Given the prevailing conditions in the newspaper industry and barring some miraculous intervention, they created a company with a viable shelf-life of 18 months to two years. Then, it will be either liquidation on fire sale terms or back to bankruptcy.
Today, Tribune Publishing’s total market capitalization is just $242 million. Its fourth quarter ad revenues were down 8.7% and circulation revenues were flat. Over the past year, its stock price has fallen by as much as 50%, trading as low as $5.68-per-share.
Tribune Publishing’s move may make a kind of shortsighted sense as a cost-saving measure, but it makes no discernible sense from either a business or editorial standpoint. Anyone who pretends otherwise is whistling down the wind.

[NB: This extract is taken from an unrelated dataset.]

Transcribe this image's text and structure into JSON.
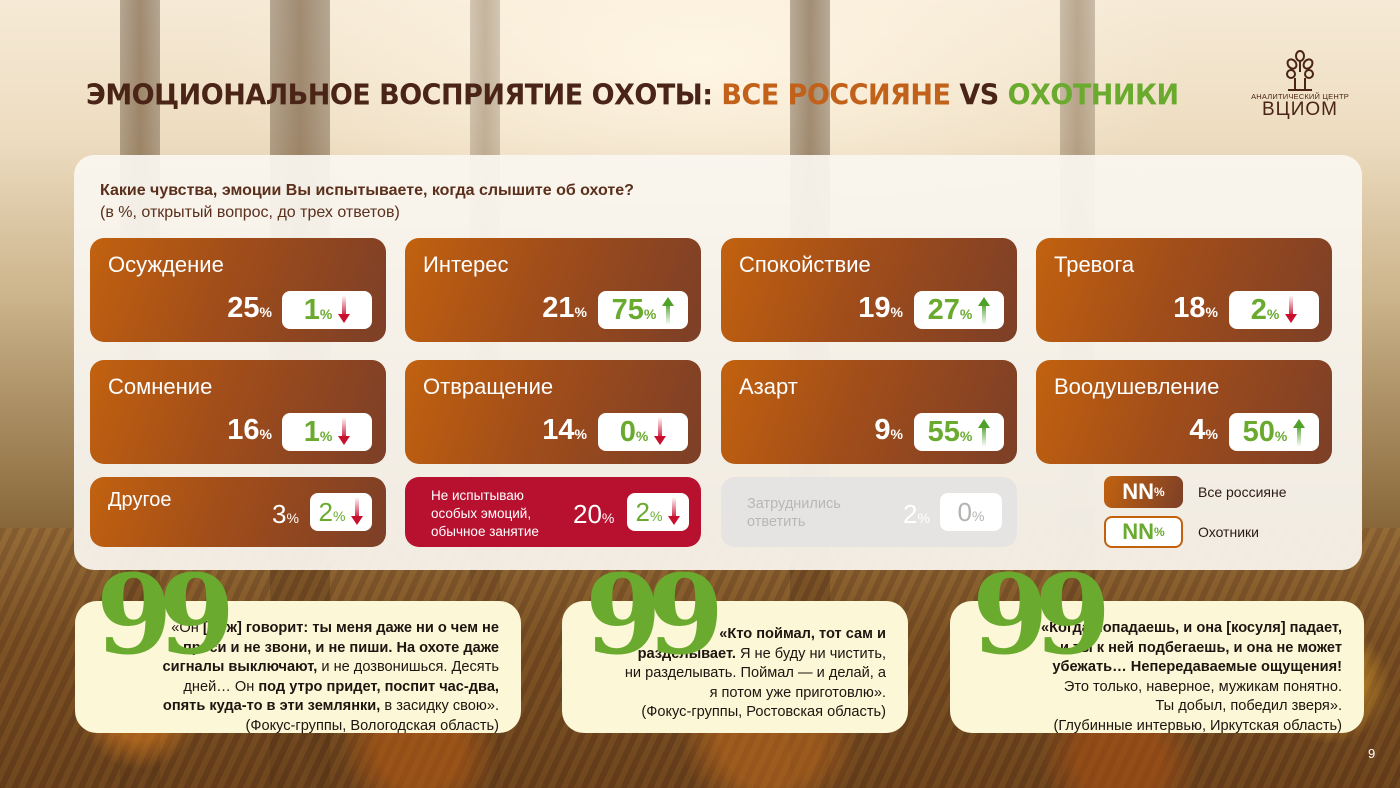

Even with Ferro’s $44.4-million transfusion, the company has just $80 million in cash on hand. As the New York Times reported last week, “By early this year, according to people with knowledge of the company’s finances, who spoke on condition of anonymity to reveal confidential information, the company was down to about $40 million in cash reserves and was not able to raise any debt. It was, said one of those people, just a few bad months away from being unable to pay its bills.”

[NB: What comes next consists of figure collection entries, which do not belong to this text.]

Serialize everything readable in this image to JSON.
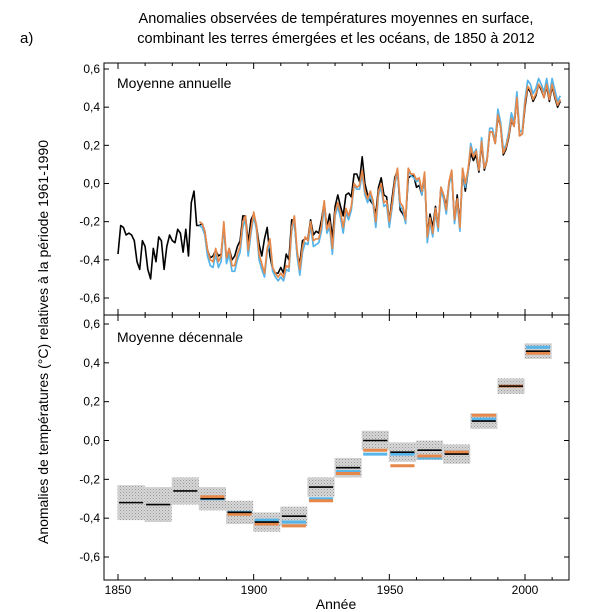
{
  "figure": {
    "panel_letter": "a)",
    "title_line1": "Anomalies observées de températures moyennes en surface,",
    "title_line2": "combinant les terres émergées et les océans, de 1850 à 2012",
    "ylabel": "Anomalies de températures (°C) relatives à la période 1961-1990",
    "xlabel": "Année",
    "xticks": [
      "1850",
      "1900",
      "1950",
      "2000"
    ],
    "colors": {
      "black": "#000000",
      "blue": "#56b4e9",
      "orange": "#e6884a",
      "band": "#c9c9c9"
    }
  },
  "chart_data": [
    {
      "type": "line",
      "title": "Moyenne annuelle",
      "xlabel": "Année",
      "ylabel": "Anomalies de températures (°C)",
      "xlim": [
        1845,
        2015
      ],
      "ylim": [
        -0.7,
        0.6
      ],
      "ytick_values": [
        -0.6,
        -0.4,
        -0.2,
        0.0,
        0.2,
        0.4,
        0.6
      ],
      "ytick_labels": [
        "-0,6",
        "-0,4",
        "-0,2",
        "0,0",
        "0,2",
        "0,4",
        "0,6"
      ],
      "series": [
        {
          "name": "black",
          "color": "#000000",
          "start_year": 1850,
          "values": [
            -0.37,
            -0.22,
            -0.23,
            -0.27,
            -0.26,
            -0.27,
            -0.3,
            -0.41,
            -0.45,
            -0.3,
            -0.33,
            -0.45,
            -0.5,
            -0.34,
            -0.41,
            -0.28,
            -0.3,
            -0.45,
            -0.33,
            -0.27,
            -0.3,
            -0.31,
            -0.24,
            -0.26,
            -0.36,
            -0.24,
            -0.38,
            -0.1,
            -0.04,
            -0.22,
            -0.22,
            -0.21,
            -0.25,
            -0.35,
            -0.39,
            -0.38,
            -0.35,
            -0.38,
            -0.37,
            -0.23,
            -0.4,
            -0.34,
            -0.4,
            -0.38,
            -0.33,
            -0.3,
            -0.17,
            -0.17,
            -0.31,
            -0.19,
            -0.16,
            -0.22,
            -0.32,
            -0.38,
            -0.29,
            -0.23,
            -0.38,
            -0.45,
            -0.47,
            -0.47,
            -0.44,
            -0.47,
            -0.37,
            -0.4,
            -0.19,
            -0.2,
            -0.37,
            -0.42,
            -0.3,
            -0.29,
            -0.29,
            -0.19,
            -0.27,
            -0.25,
            -0.26,
            -0.19,
            -0.1,
            -0.23,
            -0.16,
            -0.29,
            -0.12,
            -0.06,
            -0.12,
            -0.17,
            -0.06,
            -0.05,
            -0.07,
            0.05,
            0.05,
            0.01,
            0.14,
            0.0,
            -0.06,
            -0.09,
            -0.11,
            -0.16,
            -0.02,
            0.03,
            -0.06,
            -0.07,
            -0.2,
            -0.08,
            0.03,
            0.07,
            -0.14,
            -0.16,
            -0.19,
            0.03,
            0.04,
            0.04,
            -0.02,
            -0.01,
            -0.06,
            0.04,
            -0.27,
            -0.16,
            -0.23,
            -0.12,
            -0.23,
            -0.02,
            -0.06,
            -0.12,
            0.0,
            0.05,
            -0.2,
            -0.06,
            -0.22,
            0.07,
            -0.04,
            0.06,
            0.16,
            0.12,
            0.15,
            0.06,
            0.21,
            0.07,
            0.12,
            0.27,
            0.27,
            0.21,
            0.35,
            0.3,
            0.15,
            0.18,
            0.24,
            0.33,
            0.3,
            0.45,
            0.25,
            0.26,
            0.4,
            0.5,
            0.48,
            0.43,
            0.46,
            0.52,
            0.49,
            0.45,
            0.51,
            0.43,
            0.51,
            0.45,
            0.4,
            0.43
          ]
        },
        {
          "name": "blue",
          "color": "#56b4e9",
          "start_year": 1880,
          "values": [
            -0.22,
            -0.23,
            -0.27,
            -0.38,
            -0.43,
            -0.44,
            -0.37,
            -0.44,
            -0.41,
            -0.22,
            -0.42,
            -0.37,
            -0.46,
            -0.46,
            -0.4,
            -0.36,
            -0.23,
            -0.19,
            -0.38,
            -0.26,
            -0.17,
            -0.24,
            -0.4,
            -0.45,
            -0.49,
            -0.36,
            -0.31,
            -0.46,
            -0.49,
            -0.51,
            -0.49,
            -0.51,
            -0.45,
            -0.46,
            -0.25,
            -0.19,
            -0.38,
            -0.48,
            -0.36,
            -0.31,
            -0.32,
            -0.22,
            -0.33,
            -0.32,
            -0.31,
            -0.25,
            -0.12,
            -0.26,
            -0.23,
            -0.37,
            -0.17,
            -0.12,
            -0.18,
            -0.26,
            -0.15,
            -0.19,
            -0.14,
            -0.01,
            -0.03,
            -0.03,
            0.05,
            -0.06,
            -0.1,
            -0.06,
            -0.11,
            -0.23,
            -0.06,
            -0.02,
            -0.12,
            -0.11,
            -0.23,
            -0.13,
            -0.01,
            0.07,
            -0.12,
            -0.14,
            -0.21,
            0.07,
            0.04,
            0.03,
            0.01,
            0.02,
            -0.06,
            0.05,
            -0.31,
            -0.2,
            -0.28,
            -0.15,
            -0.25,
            -0.04,
            -0.08,
            -0.16,
            -0.01,
            0.06,
            -0.21,
            -0.1,
            -0.25,
            0.07,
            -0.02,
            0.06,
            0.21,
            0.15,
            0.18,
            0.07,
            0.24,
            0.08,
            0.13,
            0.29,
            0.29,
            0.22,
            0.39,
            0.32,
            0.18,
            0.2,
            0.27,
            0.37,
            0.32,
            0.48,
            0.27,
            0.28,
            0.44,
            0.54,
            0.52,
            0.47,
            0.5,
            0.55,
            0.52,
            0.48,
            0.55,
            0.46,
            0.55,
            0.49,
            0.43,
            0.46
          ]
        },
        {
          "name": "orange",
          "color": "#e6884a",
          "start_year": 1880,
          "values": [
            -0.2,
            -0.21,
            -0.25,
            -0.35,
            -0.4,
            -0.41,
            -0.34,
            -0.41,
            -0.38,
            -0.2,
            -0.39,
            -0.34,
            -0.43,
            -0.43,
            -0.37,
            -0.33,
            -0.2,
            -0.17,
            -0.35,
            -0.24,
            -0.15,
            -0.22,
            -0.37,
            -0.42,
            -0.47,
            -0.34,
            -0.29,
            -0.44,
            -0.47,
            -0.49,
            -0.47,
            -0.49,
            -0.43,
            -0.44,
            -0.23,
            -0.17,
            -0.35,
            -0.45,
            -0.33,
            -0.28,
            -0.3,
            -0.2,
            -0.3,
            -0.29,
            -0.29,
            -0.22,
            -0.09,
            -0.24,
            -0.2,
            -0.34,
            -0.15,
            -0.1,
            -0.15,
            -0.23,
            -0.13,
            -0.17,
            -0.12,
            0.0,
            -0.02,
            -0.01,
            0.07,
            -0.04,
            -0.08,
            -0.04,
            -0.09,
            -0.2,
            -0.04,
            0.0,
            -0.1,
            -0.09,
            -0.2,
            -0.11,
            0.01,
            0.08,
            -0.1,
            -0.12,
            -0.19,
            0.08,
            0.05,
            0.05,
            0.02,
            0.03,
            -0.04,
            0.06,
            -0.28,
            -0.18,
            -0.26,
            -0.13,
            -0.23,
            -0.02,
            -0.06,
            -0.14,
            0.01,
            0.07,
            -0.19,
            -0.08,
            -0.23,
            0.08,
            0.0,
            0.07,
            0.19,
            0.14,
            0.17,
            0.07,
            0.22,
            0.08,
            0.12,
            0.27,
            0.27,
            0.21,
            0.36,
            0.3,
            0.16,
            0.19,
            0.25,
            0.34,
            0.3,
            0.45,
            0.25,
            0.26,
            0.42,
            0.51,
            0.49,
            0.44,
            0.47,
            0.52,
            0.5,
            0.45,
            0.52,
            0.44,
            0.52,
            0.46,
            0.41,
            0.44
          ]
        }
      ]
    },
    {
      "type": "bar",
      "title": "Moyenne décennale",
      "xlabel": "Année",
      "ylabel": "Anomalies de températures (°C)",
      "xlim": [
        1845,
        2015
      ],
      "ylim": [
        -0.7,
        0.65
      ],
      "ytick_values": [
        -0.6,
        -0.4,
        -0.2,
        0.0,
        0.2,
        0.4,
        0.6
      ],
      "ytick_labels": [
        "-0,6",
        "-0,4",
        "-0,2",
        "0,0",
        "0,2",
        "0,4",
        "0,6"
      ],
      "decade_starts": [
        1850,
        1860,
        1870,
        1880,
        1890,
        1900,
        1910,
        1920,
        1930,
        1940,
        1950,
        1960,
        1970,
        1980,
        1990,
        2000
      ],
      "series": [
        {
          "name": "black",
          "color": "#000000",
          "values": [
            -0.32,
            -0.33,
            -0.26,
            -0.3,
            -0.37,
            -0.42,
            -0.39,
            -0.24,
            -0.14,
            0.0,
            -0.06,
            -0.05,
            -0.07,
            0.1,
            0.28,
            0.46
          ]
        },
        {
          "name": "blue",
          "color": "#56b4e9",
          "values": [
            null,
            null,
            null,
            -0.3,
            -0.37,
            -0.41,
            -0.42,
            -0.3,
            -0.16,
            -0.07,
            -0.07,
            -0.09,
            -0.06,
            0.11,
            0.28,
            0.48
          ]
        },
        {
          "name": "orange",
          "color": "#e6884a",
          "values": [
            null,
            null,
            null,
            -0.29,
            -0.38,
            -0.43,
            -0.44,
            -0.31,
            -0.17,
            -0.05,
            -0.13,
            -0.08,
            -0.06,
            0.13,
            0.28,
            0.45
          ]
        },
        {
          "name": "uncertainty",
          "color": "#c9c9c9",
          "half_widths": [
            0.09,
            0.09,
            0.07,
            0.06,
            0.06,
            0.05,
            0.05,
            0.05,
            0.05,
            0.05,
            0.05,
            0.05,
            0.05,
            0.04,
            0.04,
            0.04
          ]
        }
      ]
    }
  ]
}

In fact, people on staff at the Times say they’ve been told by their editors that they soon will have to move to a different, smaller part of the old Times Mirror Square or to some other building entirely because the paper no longer can afford the rent Tribune Media is charging. (Carved into the granite beside the entrance to the Times building is this motto: “This is the fourth home of the Los Angeles Times and stands as a symbol of faith in California.)
Against this backdrop, media analyst Ken Doctor recently posed this question: “What do we make of the editor-publisher strategy? On a business level – and that’s where the money is generated, right—it is bewildering. Neither Davan Maharaj (The Times’ editor-publisher) nor Bruce Dold (Chicago Tribune), for instance, have any business-side experience. Neither do most, if not all, of those named “publishers.” Maharaj will report directly to CEO Justin Dearborn, again showing the editor’s much-observed talent to “manage up.” In that relationship, long-time editor Maharaj will have a boss who himself has no media revenue-generating experience.”
This new arrangement won’t work for other reasons. Putting aside the issues of complexity in modern newspaper operations, no one I’ve ever known has the required expertise to run both a business side and a newsroom—let alone the time and energy to do justice to both roles.
Moreover, the separation of newspapers’ business and editorial operations was undertaken after long experience not for purely ethical reasons, but also for pragmatic ones. If both operations are centered in one office, editorial independence inevitably will be compromised and the detriment of the journalism’s quality and, therefore, its salability to readers and advertisers.
The image to keep in mind is parallel lines: Neither makes sense without the other and both must be strong, but if they’re going to move forward, they never can touch.
Tribune Publishing’s move may make a kind of shortsighted sense as a cost-saving measure, but it makes no discernible sense from either a business or editorial standpoint. Anyone who pretends otherwise is whistling down the wind. Tribune, as Doctor has described it, is a company perpetually in transition without ever achieving transformation.
This latest goofy, history-defying, lets-try-anything move reeks of desperation. In fact, it is just the latest example of Tribune’s nearly unbroken record of failing to meet its responsibilities to the Times’ readers and their community.